Environment variables

function cortexone_handler(event, context) {
var apiKey = process.env.MY_API_KEY;
return {
statusCode: 200,
body: { ready: !!apiKey }
};
}

HTTP requests

HTTP access is controlled per version. When enabled, a fetch() function is available. It returns a synchronous response object — not a Promise.
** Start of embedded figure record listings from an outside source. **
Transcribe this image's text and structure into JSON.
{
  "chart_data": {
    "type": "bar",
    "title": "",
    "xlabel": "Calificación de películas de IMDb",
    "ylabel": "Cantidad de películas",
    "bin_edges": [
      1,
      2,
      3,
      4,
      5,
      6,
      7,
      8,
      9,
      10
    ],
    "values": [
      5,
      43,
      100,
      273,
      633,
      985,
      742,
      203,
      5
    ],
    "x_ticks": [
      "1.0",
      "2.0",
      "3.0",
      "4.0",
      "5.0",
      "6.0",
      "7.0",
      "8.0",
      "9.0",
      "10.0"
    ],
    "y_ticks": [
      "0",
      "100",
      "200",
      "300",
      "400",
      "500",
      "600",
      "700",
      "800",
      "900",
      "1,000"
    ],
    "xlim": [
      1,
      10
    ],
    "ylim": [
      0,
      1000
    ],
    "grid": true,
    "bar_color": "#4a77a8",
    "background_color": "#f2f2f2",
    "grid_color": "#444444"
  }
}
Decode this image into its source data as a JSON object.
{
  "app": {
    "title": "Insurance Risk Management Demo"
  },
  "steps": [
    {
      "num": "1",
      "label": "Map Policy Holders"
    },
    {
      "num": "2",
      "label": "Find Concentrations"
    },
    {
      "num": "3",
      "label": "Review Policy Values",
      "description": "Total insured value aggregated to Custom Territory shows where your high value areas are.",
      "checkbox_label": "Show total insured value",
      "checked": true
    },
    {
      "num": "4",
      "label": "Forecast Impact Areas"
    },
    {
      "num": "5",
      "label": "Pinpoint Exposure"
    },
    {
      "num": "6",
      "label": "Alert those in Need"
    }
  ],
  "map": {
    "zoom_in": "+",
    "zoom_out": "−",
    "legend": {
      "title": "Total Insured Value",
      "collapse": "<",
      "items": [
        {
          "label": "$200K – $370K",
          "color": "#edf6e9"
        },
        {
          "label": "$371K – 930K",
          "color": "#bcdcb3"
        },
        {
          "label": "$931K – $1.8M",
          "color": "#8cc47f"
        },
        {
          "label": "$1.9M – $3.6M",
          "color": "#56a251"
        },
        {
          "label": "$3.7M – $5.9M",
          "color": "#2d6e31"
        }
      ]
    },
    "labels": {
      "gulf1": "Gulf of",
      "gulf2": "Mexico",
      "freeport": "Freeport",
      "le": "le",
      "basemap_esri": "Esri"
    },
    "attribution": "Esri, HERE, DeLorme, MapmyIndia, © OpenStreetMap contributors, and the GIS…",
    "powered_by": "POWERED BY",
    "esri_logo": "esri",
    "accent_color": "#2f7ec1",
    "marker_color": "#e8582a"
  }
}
function cortexone_handler(event, context) {
var response = fetch("https://api.example.com/data");
// response.body is the raw HTTP response body as a string
var data = JSON.parse(response.body);
return { statusCode: response.status, body: data };
}

The response object contains:

FieldTypeDescription
response.statusnumberHTTP status code
response.statusTextstringHTTP status text
response.bodystringResponse body as a raw string
response.headersobjectResponse headers

You can also pass options for method, headers, and body:

function cortexone_handler(event, context) {
var response = fetch("https://api.example.com/submit", {
method: "POST",
headers: { "Content-Type": "application/json" },
body: JSON.stringify({ key: "value" })
});
return { statusCode: response.status, body: JSON.parse(response.body) };
}

If HTTP access is not enabled for your version, calling fetch() will return an error.


What is available

FeatureAvailable
process.envYes — read environment variables
fetch()Conditional — depends on version setting
JSONYes
Math, Date, Array, etc.Yes — standard built-ins
console.logYes — output goes to execution logs
require() / importNo — module imports are not supported
File systemNo

What is restricted

  • No file system access
  • No require or import — all code must be in the files you upload
  • Each execution runs in a completely fresh VM

Resource limits

LimitDefault
Max memory512 MB
Max runtime300 seconds
CPU limit2.0 cores

Example: Array processing

function cortexone_handler(event, context) {
var numbers = event.num;
var sum = numbers.reduce(function(a, b) { return a + b; }, 0);
var mean = sum / numbers.length;
return {
statusCode: 200,
body: { sum: sum, mean: mean, count: numbers.length }
};
}

Error responses

If your handler throws an error, the platform catches it and returns:

{
"statusCode": 500,
"body": "{\"error\": \"Script execution failed\", \"type\": \"ReferenceError\", \"details\": \"...\"}"
}

Timeouts return statusCode: 408. You can return non-200 status codes intentionally:

function cortexone_handler(event, context) {
if (!event.id) {
return { statusCode: 400, body: { error: "id is required" } };
}
return { statusCode: 200, body: { ok: true } };
}

Notes

  • The main file must be named cortexone_function.js and must contain cortexone_handler.
  • The handler is synchronous — async/await is not supported.
  • There is no persistent state between executions.
  • context is passed but not populated — use event for all input data.